I'm trying to write an Alexa skill that uses request.js & cheerio.js to do some web scraping for data.
When I run it locally it works fine, as expected but on the AWS lambda instance I keep getting a timeout error as it takes longer than 3 seconds to finish running.

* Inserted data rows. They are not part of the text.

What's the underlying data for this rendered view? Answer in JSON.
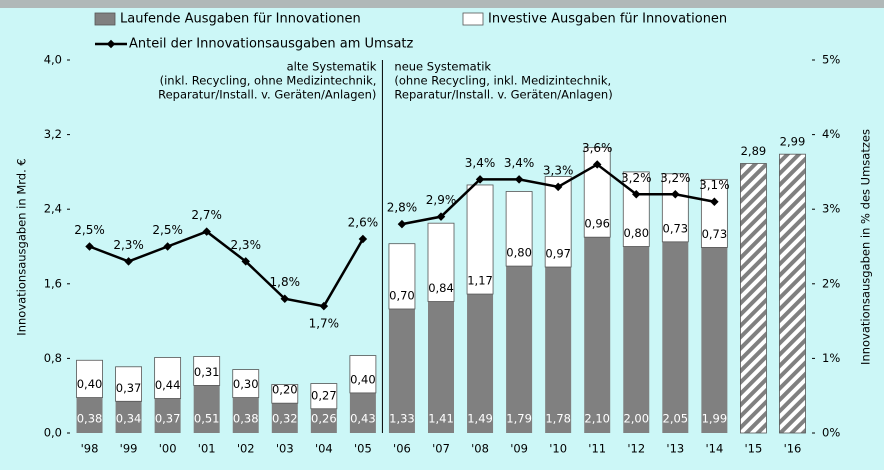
{
  "chart_data": {
    "type": "bar_line",
    "categories": [
      "'98",
      "'99",
      "'00",
      "'01",
      "'02",
      "'03",
      "'04",
      "'05",
      "'06",
      "'07",
      "'08",
      "'09",
      "'10",
      "'11",
      "'12",
      "'13",
      "'14",
      "'15",
      "'16"
    ],
    "series": [
      {
        "name": "Laufende Ausgaben für Innovationen",
        "color": "#808080",
        "values": [
          0.38,
          0.34,
          0.37,
          0.51,
          0.38,
          0.32,
          0.26,
          0.43,
          1.33,
          1.41,
          1.49,
          1.79,
          1.78,
          2.1,
          2.0,
          2.05,
          1.99,
          null,
          null
        ],
        "value_labels": [
          "0,38",
          "0,34",
          "0,37",
          "0,51",
          "0,38",
          "0,32",
          "0,26",
          "0,43",
          "1,33",
          "1,41",
          "1,49",
          "1,79",
          "1,78",
          "2,10",
          "2,00",
          "2,05",
          "1,99",
          null,
          null
        ]
      },
      {
        "name": "Investive Ausgaben für Innovationen",
        "color": "#ffffff",
        "values": [
          0.4,
          0.37,
          0.44,
          0.31,
          0.3,
          0.2,
          0.27,
          0.4,
          0.7,
          0.84,
          1.17,
          0.8,
          0.97,
          0.96,
          0.8,
          0.73,
          0.73,
          null,
          null
        ],
        "value_labels": [
          "0,40",
          "0,37",
          "0,44",
          "0,31",
          "0,30",
          "0,20",
          "0,27",
          "0,40",
          "0,70",
          "0,84",
          "1,17",
          "0,80",
          "0,97",
          "0,96",
          "0,80",
          "0,73",
          "0,73",
          null,
          null
        ]
      },
      {
        "color": "#808080",
        "hatched": true,
        "values": [
          null,
          null,
          null,
          null,
          null,
          null,
          null,
          null,
          null,
          null,
          null,
          null,
          null,
          null,
          null,
          null,
          null,
          2.89,
          2.99
        ],
        "value_labels": [
          null,
          null,
          null,
          null,
          null,
          null,
          null,
          null,
          null,
          null,
          null,
          null,
          null,
          null,
          null,
          null,
          null,
          "2,89",
          "2,99"
        ]
      },
      {
        "name": "Anteil der Innovationsausgaben am Umsatz",
        "color": "#000000",
        "axis": "y2",
        "values": [
          2.5,
          2.3,
          2.5,
          2.7,
          2.3,
          1.8,
          1.7,
          2.6,
          2.8,
          2.9,
          3.4,
          3.4,
          3.3,
          3.6,
          3.2,
          3.2,
          3.1,
          null,
          null
        ],
        "value_labels": [
          "2,5%",
          "2,3%",
          "2,5%",
          "2,7%",
          "2,3%",
          "1,8%",
          "1,7%",
          "2,6%",
          "2,8%",
          "2,9%",
          "3,4%",
          "3,4%",
          "3,3%",
          "3,6%",
          "3,2%",
          "3,2%",
          "3,1%",
          null,
          null
        ]
      }
    ],
    "segments": [
      {
        "lines": [
          "alte Systematik",
          "(inkl. Recycling, ohne Medizintechnik,",
          "Reparatur/Install. v. Geräten/Anlagen)"
        ],
        "from": "'98",
        "to": "'05"
      },
      {
        "lines": [
          "neue Systematik",
          "(ohne Recycling, inkl. Medizintechnik,",
          "Reparatur/Install. v. Geräten/Anlagen)"
        ],
        "from": "'06",
        "to": "'16"
      }
    ],
    "ylabel": "Innovationsausgaben in Mrd. €",
    "y2label": "Innovationsausgaben in % des Umsatzes",
    "ylim": [
      0,
      4
    ],
    "yticks": [
      {
        "value": 0,
        "label": "0,0"
      },
      {
        "value": 0.8,
        "label": "0,8"
      },
      {
        "value": 1.6,
        "label": "1,6"
      },
      {
        "value": 2.4,
        "label": "2,4"
      },
      {
        "value": 3.2,
        "label": "3,2"
      },
      {
        "value": 4,
        "label": "4,0"
      }
    ],
    "y2lim": [
      0,
      5
    ],
    "y2ticks": [
      {
        "value": 0,
        "label": "0%"
      },
      {
        "value": 1,
        "label": "1%"
      },
      {
        "value": 2,
        "label": "2%"
      },
      {
        "value": 3,
        "label": "3%"
      },
      {
        "value": 4,
        "label": "4%"
      },
      {
        "value": 5,
        "label": "5%"
      }
    ]
  }
}
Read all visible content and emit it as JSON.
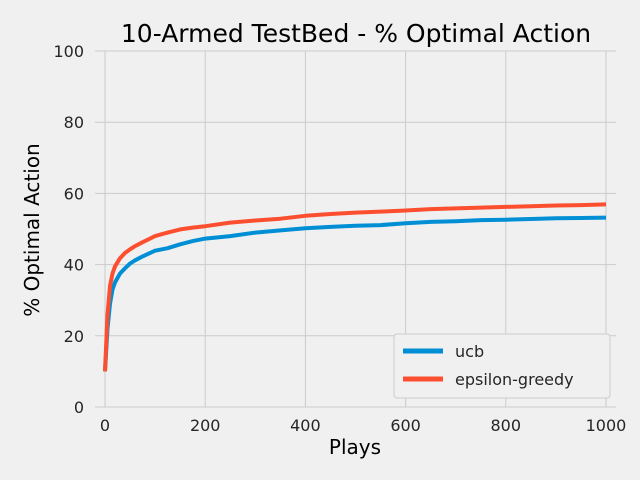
{
  "chart_data": {
    "type": "line",
    "title": "10-Armed TestBed - % Optimal Action",
    "xlabel": "Plays",
    "ylabel": "% Optimal Action",
    "xlim": [
      -20,
      1020
    ],
    "ylim": [
      0,
      100
    ],
    "xticks": [
      0,
      200,
      400,
      600,
      800,
      1000
    ],
    "yticks": [
      0,
      20,
      40,
      60,
      80,
      100
    ],
    "grid": true,
    "legend_position": "lower-right",
    "background": "#f0f0f0",
    "series": [
      {
        "name": "ucb",
        "color": "#008fd5",
        "x": [
          0,
          5,
          10,
          15,
          20,
          30,
          40,
          50,
          60,
          75,
          90,
          100,
          125,
          150,
          175,
          200,
          250,
          300,
          350,
          400,
          450,
          500,
          550,
          600,
          650,
          700,
          750,
          800,
          850,
          900,
          950,
          1000
        ],
        "y": [
          10,
          22,
          29,
          33,
          35,
          37.5,
          39,
          40.3,
          41.2,
          42.3,
          43.3,
          43.9,
          44.6,
          45.7,
          46.6,
          47.3,
          48,
          49,
          49.6,
          50.2,
          50.6,
          50.9,
          51.1,
          51.6,
          52,
          52.2,
          52.5,
          52.6,
          52.8,
          53,
          53.1,
          53.2
        ]
      },
      {
        "name": "epsilon-greedy",
        "color": "#fc4f30",
        "x": [
          0,
          5,
          10,
          15,
          20,
          30,
          40,
          50,
          60,
          75,
          90,
          100,
          125,
          150,
          175,
          200,
          250,
          300,
          350,
          400,
          450,
          500,
          550,
          600,
          650,
          700,
          750,
          800,
          850,
          900,
          950,
          1000
        ],
        "y": [
          10,
          26,
          34,
          37.5,
          39.5,
          41.8,
          43.3,
          44.3,
          45.2,
          46.3,
          47.3,
          48,
          49,
          49.9,
          50.4,
          50.8,
          51.8,
          52.4,
          52.9,
          53.7,
          54.2,
          54.6,
          54.9,
          55.2,
          55.6,
          55.8,
          56,
          56.2,
          56.4,
          56.6,
          56.7,
          56.9
        ]
      }
    ]
  }
}
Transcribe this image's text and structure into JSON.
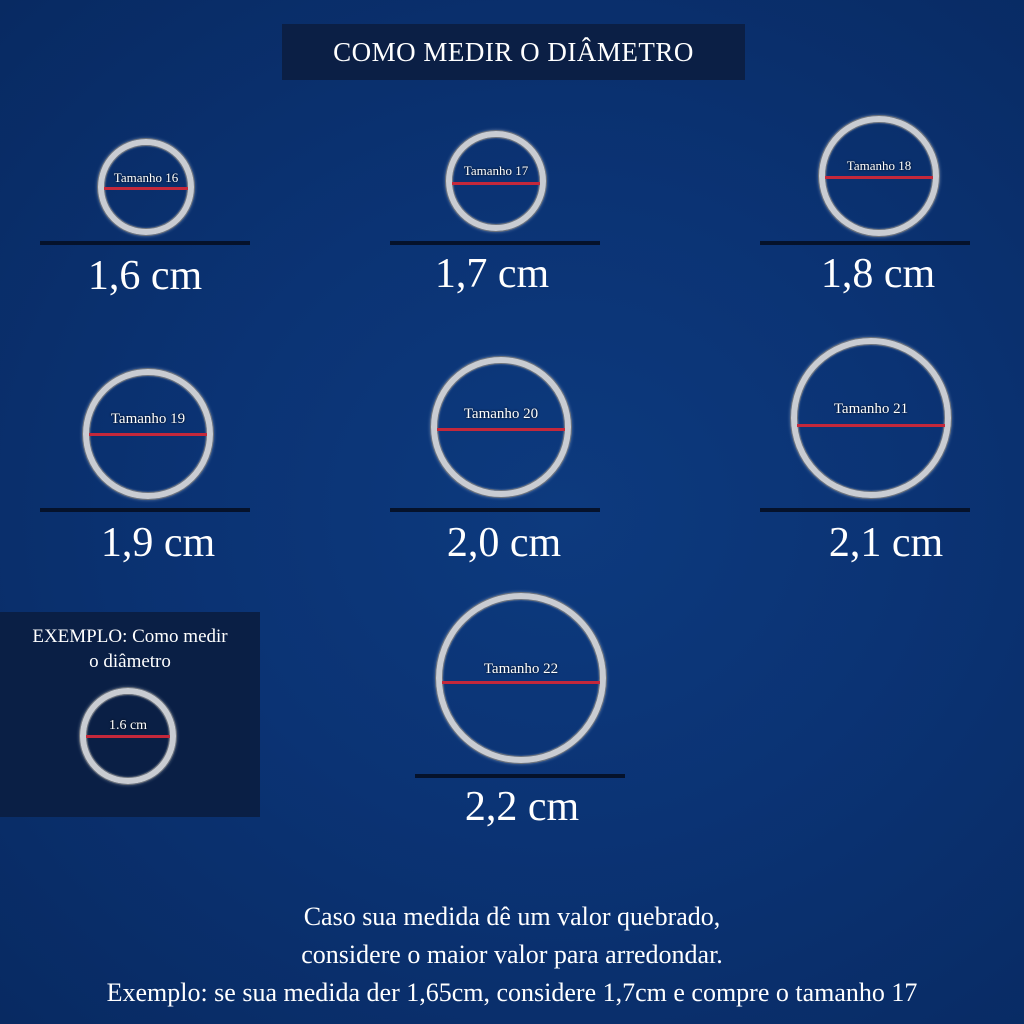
{
  "title": "COMO MEDIR O DIÂMETRO",
  "rings": [
    {
      "label": "Tamanho 16",
      "size": "1,6 cm"
    },
    {
      "label": "Tamanho 17",
      "size": "1,7 cm"
    },
    {
      "label": "Tamanho 18",
      "size": "1,8 cm"
    },
    {
      "label": "Tamanho 19",
      "size": "1,9 cm"
    },
    {
      "label": "Tamanho 20",
      "size": "2,0 cm"
    },
    {
      "label": "Tamanho 21",
      "size": "2,1 cm"
    },
    {
      "label": "Tamanho 22",
      "size": "2,2 cm"
    }
  ],
  "example": {
    "title_line1": "EXEMPLO: Como medir",
    "title_line2": "o diâmetro",
    "ring_label": "1.6 cm"
  },
  "note": {
    "line1": "Caso sua medida dê um valor quebrado,",
    "line2": "considere o maior valor para arredondar.",
    "line3": "Exemplo: se sua medida der 1,65cm, considere 1,7cm e compre o tamanho 17"
  },
  "colors": {
    "background": "#0b3374",
    "panel": "#0b1f45",
    "measure_line": "#c4283b",
    "ring": "#c9ccd2"
  }
}
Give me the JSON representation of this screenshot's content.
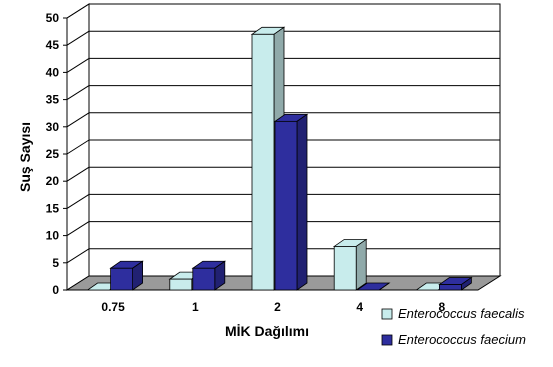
{
  "chart_data": {
    "type": "bar",
    "title": "",
    "xlabel": "MİK Dağılımı",
    "ylabel": "Suş Sayısı",
    "ylim": [
      0,
      50
    ],
    "yticks": [
      0,
      5,
      10,
      15,
      20,
      25,
      30,
      35,
      40,
      45,
      50
    ],
    "categories": [
      "0.75",
      "1",
      "2",
      "4",
      "8"
    ],
    "grid": true,
    "legend_position": "bottom-right",
    "series": [
      {
        "name": "Enterococcus faecalis",
        "color": "#c8ecec",
        "values": [
          0,
          2,
          47,
          8,
          0
        ]
      },
      {
        "name": "Enterococcus faecium",
        "color": "#2e2e9e",
        "values": [
          4,
          4,
          31,
          0,
          1
        ]
      }
    ]
  }
}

The error log is this:
START RequestId: 57f84024-6ef5-11e8-b49f-37c904d87c93 Version: $LATEST
2018-06-13T10:34:26.850Z 57f84024-6ef5-11e8-b49f-37c904d87c93 NEW SESSION
2018-06-13T10:34:26.851Z 57f84024-6ef5-11e8-b49f-37c904d87c93 INTENT REQUEST
2018-06-13T10:34:26.851Z 57f84024-6ef5-11e8-b49f-37c904d87c93 Sid started
2018-06-13T10:34:26.851Z 57f84024-6ef5-11e8-b49f-37c904d87c93 INTENT FOR SID HAS STARTED
2018-06-13T10:34:26.851Z 57f84024-6ef5-11e8-b49f-37c904d87c93 https://en.wikipedia.org/wiki/Chloroform
2018-06-13T10:34:26.950Z 57f84024-6ef5-11e8-b49f-37c904d87c93 SESSION END REQUEST
2018-06-13T10:34:27.731Z 57f84024-6ef5-11e8-b49f-37c904d87c93 REQUEST MADE
2018-06-13T10:34:27.731Z 57f84024-6ef5-11e8-b49f-37c904d87c93 trying to use cheerio to load page now
END RequestId: 57f84024-6ef5-11e8-b49f-37c904d87c93
REPORT RequestId: 57f84024-6ef5-11e8-b49f-37c904d87c93 Duration: 3003.16 ms Billed Duration: 3000 ms Memory Size: 128 MB Max Memory Used: 48 MB
2018-06-13T10:34:29.499Z 57f84024-6ef5-11e8-b49f-37c904d87c93 Task timed out after 3.00 seconds
The snippet of code causing the problem is:
var URL = 'https://en.wikipedia.org/wiki/' + searchTerm;
console.log(URL)
request(URL, function(error, response, html){
console.log('REQUEST MADE');
try {
console.log( 'trying to use cheerio to load page now')
if (html){
var $ = cheerio.load(html);
console.log('PAGE LOADED');
var infobox = $('table.infobox').children('tbody');
infobox.children().each(function(i, element){
var row = $(this);
if(row.children().first().children().first().text() == 'GHS hazard statements') {
var hCodes = row.first().first().text().toString();
var pPhrases = row.first().next().text().toString();
context.succeed(
generateResponse(
buildSpeechletResponse(`I found the following ` + hCodes + ` ` + pPhrases, true),
{}
))
}
})
} else {
console.log('There was no HTML loaded. Please try again')
}
} catch(error){
console.log(error)
console.log('THERE WAS AN ERROR PLEASE TRY AGAIN')
}
})
Also I've tried using response.on() but I get the error "Cannot do .on" of undefined.
Has anyone had anything like this before?